To be sure, the Institute for Supply Management's index for the services sector unexpectedly fell to 52.2 from 53.7 in June, missing expectations.
The service slowdown is probably "the tail of the adjustment to fiscal drag," Ken Mayland, president of ClearView Economics in Pepper Pike, Ohio, told Bloomberg News before the report. "At some point you reach a new equilibrium, and that becomes a springboard for expansion."
In midday trading in New York, the Dow Jones Industrial Average rose 0.25 per cent, while the Nasdaq Composite Index gained 0.14 per cent. The Standard & Poor's 500 Index fell 0.26 per cent
US markets will close early on Wednesday for Independence Day and are closed on Thursday. Trading will resume on Friday.

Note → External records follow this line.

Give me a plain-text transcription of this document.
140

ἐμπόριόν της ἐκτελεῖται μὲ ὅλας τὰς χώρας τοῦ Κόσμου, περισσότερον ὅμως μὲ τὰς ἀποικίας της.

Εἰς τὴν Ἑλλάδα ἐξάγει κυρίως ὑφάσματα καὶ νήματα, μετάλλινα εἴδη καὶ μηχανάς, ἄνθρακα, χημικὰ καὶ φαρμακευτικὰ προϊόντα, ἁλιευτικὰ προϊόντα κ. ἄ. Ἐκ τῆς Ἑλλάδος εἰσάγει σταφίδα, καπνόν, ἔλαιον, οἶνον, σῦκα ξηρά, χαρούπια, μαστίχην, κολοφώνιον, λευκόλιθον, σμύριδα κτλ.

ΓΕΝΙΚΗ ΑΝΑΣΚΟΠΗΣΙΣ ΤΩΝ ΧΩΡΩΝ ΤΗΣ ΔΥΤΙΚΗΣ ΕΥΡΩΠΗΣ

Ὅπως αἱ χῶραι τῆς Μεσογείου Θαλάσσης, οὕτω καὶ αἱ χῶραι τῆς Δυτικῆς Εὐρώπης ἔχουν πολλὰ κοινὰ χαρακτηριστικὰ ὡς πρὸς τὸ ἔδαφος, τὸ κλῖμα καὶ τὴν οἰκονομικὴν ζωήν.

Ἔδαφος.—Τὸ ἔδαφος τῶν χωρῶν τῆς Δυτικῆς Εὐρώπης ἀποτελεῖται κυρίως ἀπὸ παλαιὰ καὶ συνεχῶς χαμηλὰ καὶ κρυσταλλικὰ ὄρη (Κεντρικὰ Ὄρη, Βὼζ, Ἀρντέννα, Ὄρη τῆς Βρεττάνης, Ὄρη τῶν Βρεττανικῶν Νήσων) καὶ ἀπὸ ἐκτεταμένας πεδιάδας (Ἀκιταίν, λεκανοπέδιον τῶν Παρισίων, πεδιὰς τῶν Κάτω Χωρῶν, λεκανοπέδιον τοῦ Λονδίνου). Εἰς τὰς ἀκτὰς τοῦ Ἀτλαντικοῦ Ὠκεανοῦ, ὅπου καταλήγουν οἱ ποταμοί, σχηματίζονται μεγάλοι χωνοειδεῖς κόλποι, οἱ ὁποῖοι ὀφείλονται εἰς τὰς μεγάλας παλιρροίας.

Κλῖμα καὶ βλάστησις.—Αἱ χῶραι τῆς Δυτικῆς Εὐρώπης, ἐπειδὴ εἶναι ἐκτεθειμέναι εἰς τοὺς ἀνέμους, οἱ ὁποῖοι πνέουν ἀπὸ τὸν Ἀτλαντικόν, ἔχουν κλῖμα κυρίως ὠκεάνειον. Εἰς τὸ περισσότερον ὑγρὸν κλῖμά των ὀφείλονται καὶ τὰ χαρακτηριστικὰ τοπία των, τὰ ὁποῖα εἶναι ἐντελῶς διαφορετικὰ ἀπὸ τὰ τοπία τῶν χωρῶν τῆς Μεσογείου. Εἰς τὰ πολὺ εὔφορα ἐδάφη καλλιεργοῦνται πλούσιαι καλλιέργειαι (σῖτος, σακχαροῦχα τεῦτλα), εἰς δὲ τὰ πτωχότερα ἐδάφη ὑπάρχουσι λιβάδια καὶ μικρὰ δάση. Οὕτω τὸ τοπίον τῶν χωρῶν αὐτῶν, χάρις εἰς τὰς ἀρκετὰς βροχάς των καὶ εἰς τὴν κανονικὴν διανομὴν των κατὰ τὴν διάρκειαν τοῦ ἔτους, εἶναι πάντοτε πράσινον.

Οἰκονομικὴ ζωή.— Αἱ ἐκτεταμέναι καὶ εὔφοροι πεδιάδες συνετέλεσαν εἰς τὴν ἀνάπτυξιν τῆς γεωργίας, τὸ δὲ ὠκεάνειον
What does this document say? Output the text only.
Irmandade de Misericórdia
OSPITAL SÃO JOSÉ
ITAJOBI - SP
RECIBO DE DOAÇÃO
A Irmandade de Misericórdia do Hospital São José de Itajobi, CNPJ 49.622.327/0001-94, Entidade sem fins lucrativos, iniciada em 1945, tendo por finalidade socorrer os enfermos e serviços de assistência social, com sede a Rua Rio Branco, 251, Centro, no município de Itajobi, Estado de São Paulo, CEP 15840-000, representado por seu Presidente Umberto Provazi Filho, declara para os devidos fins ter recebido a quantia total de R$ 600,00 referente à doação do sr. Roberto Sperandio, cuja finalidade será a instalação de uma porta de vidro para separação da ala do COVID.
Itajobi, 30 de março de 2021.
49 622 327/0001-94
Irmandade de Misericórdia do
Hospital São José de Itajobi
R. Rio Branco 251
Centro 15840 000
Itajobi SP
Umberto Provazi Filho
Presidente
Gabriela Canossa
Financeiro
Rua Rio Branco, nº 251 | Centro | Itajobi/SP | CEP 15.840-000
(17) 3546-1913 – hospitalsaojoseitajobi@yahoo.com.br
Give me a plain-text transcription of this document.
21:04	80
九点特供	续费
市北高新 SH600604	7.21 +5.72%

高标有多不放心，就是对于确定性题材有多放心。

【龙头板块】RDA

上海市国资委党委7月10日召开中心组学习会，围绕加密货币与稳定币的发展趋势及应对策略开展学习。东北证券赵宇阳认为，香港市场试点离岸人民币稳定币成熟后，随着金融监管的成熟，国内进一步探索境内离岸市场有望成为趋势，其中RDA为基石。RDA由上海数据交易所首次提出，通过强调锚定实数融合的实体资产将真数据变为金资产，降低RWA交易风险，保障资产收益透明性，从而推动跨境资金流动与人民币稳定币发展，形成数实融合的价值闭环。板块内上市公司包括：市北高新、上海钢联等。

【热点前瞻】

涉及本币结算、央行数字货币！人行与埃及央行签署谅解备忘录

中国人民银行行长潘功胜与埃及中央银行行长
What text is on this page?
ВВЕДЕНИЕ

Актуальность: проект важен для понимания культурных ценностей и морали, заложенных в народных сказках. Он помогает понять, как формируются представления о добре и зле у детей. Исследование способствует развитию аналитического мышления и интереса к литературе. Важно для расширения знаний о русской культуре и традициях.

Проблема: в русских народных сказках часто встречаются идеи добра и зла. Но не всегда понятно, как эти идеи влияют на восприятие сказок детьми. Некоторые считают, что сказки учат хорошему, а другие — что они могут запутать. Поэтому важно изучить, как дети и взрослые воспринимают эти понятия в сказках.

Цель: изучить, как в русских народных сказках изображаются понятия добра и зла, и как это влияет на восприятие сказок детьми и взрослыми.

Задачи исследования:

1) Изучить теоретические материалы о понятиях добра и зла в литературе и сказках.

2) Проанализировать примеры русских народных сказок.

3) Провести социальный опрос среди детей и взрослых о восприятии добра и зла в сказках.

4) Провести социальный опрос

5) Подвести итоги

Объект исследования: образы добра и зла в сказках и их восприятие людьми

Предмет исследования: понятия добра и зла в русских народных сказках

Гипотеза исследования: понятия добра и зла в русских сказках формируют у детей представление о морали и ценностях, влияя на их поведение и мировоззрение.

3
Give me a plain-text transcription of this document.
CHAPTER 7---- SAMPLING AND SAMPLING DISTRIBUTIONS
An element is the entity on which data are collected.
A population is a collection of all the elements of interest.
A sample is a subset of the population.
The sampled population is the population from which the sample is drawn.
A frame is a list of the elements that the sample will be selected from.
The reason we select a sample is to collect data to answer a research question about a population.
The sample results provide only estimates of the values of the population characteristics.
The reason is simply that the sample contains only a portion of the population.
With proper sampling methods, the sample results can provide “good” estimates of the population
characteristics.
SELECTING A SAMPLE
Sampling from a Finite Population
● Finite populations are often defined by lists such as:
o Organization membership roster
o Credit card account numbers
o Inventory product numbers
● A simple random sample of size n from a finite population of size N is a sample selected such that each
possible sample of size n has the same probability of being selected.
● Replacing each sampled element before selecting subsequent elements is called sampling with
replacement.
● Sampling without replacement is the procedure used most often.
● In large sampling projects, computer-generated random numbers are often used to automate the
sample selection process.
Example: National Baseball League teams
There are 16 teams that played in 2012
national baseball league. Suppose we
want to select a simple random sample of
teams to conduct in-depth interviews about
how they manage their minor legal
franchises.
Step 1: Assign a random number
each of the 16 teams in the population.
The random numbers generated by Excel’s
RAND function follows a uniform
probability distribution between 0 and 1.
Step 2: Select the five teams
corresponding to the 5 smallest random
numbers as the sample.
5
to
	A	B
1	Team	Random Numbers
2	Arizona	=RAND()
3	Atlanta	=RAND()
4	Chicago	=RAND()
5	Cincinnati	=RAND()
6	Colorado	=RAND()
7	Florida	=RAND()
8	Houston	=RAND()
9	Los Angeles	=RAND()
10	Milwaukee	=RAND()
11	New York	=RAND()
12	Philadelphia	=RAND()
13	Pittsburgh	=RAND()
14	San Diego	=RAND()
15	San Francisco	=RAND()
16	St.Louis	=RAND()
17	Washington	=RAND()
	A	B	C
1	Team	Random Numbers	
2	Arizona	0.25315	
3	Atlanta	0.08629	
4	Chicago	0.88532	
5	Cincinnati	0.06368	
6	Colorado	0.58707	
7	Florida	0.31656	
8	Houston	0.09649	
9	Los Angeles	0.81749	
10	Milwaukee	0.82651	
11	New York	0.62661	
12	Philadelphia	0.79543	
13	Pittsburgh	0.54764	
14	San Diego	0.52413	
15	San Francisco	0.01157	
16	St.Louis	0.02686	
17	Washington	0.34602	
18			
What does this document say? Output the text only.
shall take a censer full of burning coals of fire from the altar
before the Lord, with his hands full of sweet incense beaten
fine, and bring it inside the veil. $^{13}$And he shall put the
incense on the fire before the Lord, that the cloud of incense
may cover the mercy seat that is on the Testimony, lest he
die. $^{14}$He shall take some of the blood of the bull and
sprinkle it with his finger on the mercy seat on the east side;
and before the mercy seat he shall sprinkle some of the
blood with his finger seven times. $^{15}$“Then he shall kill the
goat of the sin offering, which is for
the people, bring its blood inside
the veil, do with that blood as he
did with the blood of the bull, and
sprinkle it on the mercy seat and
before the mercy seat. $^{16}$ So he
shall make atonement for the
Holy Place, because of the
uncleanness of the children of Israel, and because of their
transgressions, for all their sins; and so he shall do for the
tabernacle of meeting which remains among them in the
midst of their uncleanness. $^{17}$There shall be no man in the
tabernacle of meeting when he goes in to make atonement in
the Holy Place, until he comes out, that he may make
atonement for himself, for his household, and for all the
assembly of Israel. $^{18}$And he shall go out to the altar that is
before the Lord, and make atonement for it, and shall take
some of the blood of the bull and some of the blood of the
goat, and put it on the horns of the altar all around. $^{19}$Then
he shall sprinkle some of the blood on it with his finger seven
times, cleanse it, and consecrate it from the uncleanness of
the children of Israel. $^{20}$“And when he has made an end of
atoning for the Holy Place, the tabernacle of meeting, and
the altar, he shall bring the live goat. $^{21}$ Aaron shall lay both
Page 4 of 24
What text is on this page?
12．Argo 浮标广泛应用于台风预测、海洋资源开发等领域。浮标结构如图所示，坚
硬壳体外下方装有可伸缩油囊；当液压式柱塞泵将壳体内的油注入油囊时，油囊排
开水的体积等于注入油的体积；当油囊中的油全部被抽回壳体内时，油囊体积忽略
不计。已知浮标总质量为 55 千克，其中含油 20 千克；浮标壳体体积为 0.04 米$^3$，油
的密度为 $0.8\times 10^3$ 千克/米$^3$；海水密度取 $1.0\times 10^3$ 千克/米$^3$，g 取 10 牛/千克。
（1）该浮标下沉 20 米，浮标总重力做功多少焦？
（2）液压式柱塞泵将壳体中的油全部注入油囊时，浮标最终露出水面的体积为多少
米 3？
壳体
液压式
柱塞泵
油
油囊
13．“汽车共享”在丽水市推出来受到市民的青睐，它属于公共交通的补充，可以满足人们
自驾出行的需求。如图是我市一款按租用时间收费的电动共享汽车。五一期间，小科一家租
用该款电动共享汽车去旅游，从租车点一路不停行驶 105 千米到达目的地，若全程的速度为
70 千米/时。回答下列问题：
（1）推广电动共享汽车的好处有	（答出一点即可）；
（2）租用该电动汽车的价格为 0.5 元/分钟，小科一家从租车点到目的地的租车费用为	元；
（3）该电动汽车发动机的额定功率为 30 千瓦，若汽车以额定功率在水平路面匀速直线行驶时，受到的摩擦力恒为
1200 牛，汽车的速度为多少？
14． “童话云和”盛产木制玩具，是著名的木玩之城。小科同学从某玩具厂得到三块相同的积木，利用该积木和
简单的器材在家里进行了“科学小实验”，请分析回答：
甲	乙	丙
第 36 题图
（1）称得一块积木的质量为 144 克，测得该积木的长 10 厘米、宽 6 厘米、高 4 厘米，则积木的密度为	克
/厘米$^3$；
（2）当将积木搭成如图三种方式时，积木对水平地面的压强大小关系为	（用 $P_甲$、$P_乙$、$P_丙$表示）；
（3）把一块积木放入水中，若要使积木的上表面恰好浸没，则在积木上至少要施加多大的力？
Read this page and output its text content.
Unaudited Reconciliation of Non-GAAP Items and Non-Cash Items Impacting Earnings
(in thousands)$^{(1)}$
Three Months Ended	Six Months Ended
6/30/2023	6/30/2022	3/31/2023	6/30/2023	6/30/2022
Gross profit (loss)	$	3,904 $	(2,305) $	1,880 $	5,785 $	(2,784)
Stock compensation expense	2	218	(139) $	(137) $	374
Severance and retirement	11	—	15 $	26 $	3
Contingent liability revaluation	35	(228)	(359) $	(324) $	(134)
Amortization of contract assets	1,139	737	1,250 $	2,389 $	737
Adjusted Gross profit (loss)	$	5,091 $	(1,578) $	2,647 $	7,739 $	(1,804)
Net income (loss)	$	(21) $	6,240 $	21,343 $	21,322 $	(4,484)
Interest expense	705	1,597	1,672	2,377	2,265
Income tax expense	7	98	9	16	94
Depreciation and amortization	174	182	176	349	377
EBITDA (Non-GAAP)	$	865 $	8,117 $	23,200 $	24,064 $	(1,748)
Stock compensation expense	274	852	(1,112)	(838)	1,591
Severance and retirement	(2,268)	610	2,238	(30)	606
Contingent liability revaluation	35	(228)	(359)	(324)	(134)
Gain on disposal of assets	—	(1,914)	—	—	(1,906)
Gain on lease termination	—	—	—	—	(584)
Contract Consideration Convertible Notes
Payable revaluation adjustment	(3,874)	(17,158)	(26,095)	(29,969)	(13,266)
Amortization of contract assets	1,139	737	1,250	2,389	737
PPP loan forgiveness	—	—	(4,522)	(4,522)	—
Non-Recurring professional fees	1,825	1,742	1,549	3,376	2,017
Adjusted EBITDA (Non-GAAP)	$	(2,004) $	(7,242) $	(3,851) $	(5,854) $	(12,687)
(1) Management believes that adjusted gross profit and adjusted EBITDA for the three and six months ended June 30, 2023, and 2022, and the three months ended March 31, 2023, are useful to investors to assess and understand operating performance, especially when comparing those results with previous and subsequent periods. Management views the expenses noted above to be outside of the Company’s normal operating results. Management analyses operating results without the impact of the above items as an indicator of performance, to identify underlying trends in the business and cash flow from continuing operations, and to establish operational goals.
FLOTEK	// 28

Oil prices continued their surge on concern that unrest in Egypt might spark a disruption in supply. Oil futures climbed as high as US$102.18 a barrel, the highest since May 2012.
In Europe, the benchmark Stoxx 600 Index ended the session with a 1.1 per cent slide from the previous close. The UK's FTSE 100, France's CAC 40 and Germany's DAX all dropped 1.7 per cent.
The resignation of two ministers, first the finance minister followed by the foreign minister, in Portugal renewed concern about the country's progress towards cutting down on spending to meet its international financial rescue conditions.
As a result, Portugal's 10-year bond yield surged above 8 per cent for the first time since November.